Despite the opposite phenotypes of soft skin and hard bone, several materials produced by the skin and bone can be considered hormones because of their systemic effects on the entire body via the bloodstream (6, 4345). Thus, bidirectional endocrine and metabolic signals between the skin and bone may be necessary to ensure skin health and bone health, and conversely, skin disease may adversely affect the bone and vice versa. We will discuss below materials that may influence the bone and skin either locally or systematically.

4.1 From the skin to the bone

Materials secreted by skin keratinocytes, including cytokines, growth factors, antimicrobial peptides, and VD, have been implicated in a broad spectrum of biological processes that support skin function, including wound repair, inflammatory processes, and cell differentiation (46).

Oral fibroblasts exert a paracrine effect on osteoblast progenitors and restore osteogenic differentiation of mesenchymal stem cells in the presence of zoledronic acid (47).

Upon sun exposure, VD was formed in the skin via 7-dehydrocholesterol (7-DHC) by skin keratinocytes.
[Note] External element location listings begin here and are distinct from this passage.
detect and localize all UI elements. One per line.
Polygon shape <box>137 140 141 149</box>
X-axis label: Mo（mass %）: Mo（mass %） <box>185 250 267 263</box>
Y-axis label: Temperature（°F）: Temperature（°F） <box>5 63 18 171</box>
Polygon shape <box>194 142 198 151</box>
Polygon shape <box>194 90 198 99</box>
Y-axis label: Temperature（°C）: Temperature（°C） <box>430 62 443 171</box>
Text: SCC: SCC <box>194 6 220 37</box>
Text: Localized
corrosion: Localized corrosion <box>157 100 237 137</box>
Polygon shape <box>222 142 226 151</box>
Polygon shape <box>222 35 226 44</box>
The skin is the only organ capable of producing VD and its metabolites and is a principal target of VD. VD also affects bone metabolism (48, 49), and VD deficiency can cause rickets, osteomalacia, and osteoporosis (49). In addition, from a vertebrate evolutionary perspective, bone derives from mineralization surrounding the skin’s basement membrane, and its evolution depended on sunlight exposure and photosynthesis of VD in the skin (31). In the skin, VD contributes to collagen production by regulating keratinocyte proliferation and differentiation, the epidermal barrier function, inflammation, wound healing, and sun protection, suggesting that VD deficiency leads to dermatoporosis (29). VD has also been shown to act directly on organs such as the bone and skin or indirectly on inflammatory processes that affect the immune system and, in turn, are major factors in the onset of numerous diseases, including bone and skin aging (29).

Liang et al. (13). observed that age-related bone thinning and epidermal thinning occur simultaneously and found that early skin aging and skin atrophy promote bone loss in mice. Cystatin A is a material secreted by keratinocytes in the skin that binds to the activated C kinase 1 receptor on osteoblasts and osteoclast precursor cells, thereby promoting their proliferation and inhibiting osteoclast differentiation. Cystatin A secretion decreases with skin aging in both mice and humans, resulting in a decrease in the number of osteoblasts and osteoclasts, and causing senile osteoporosis.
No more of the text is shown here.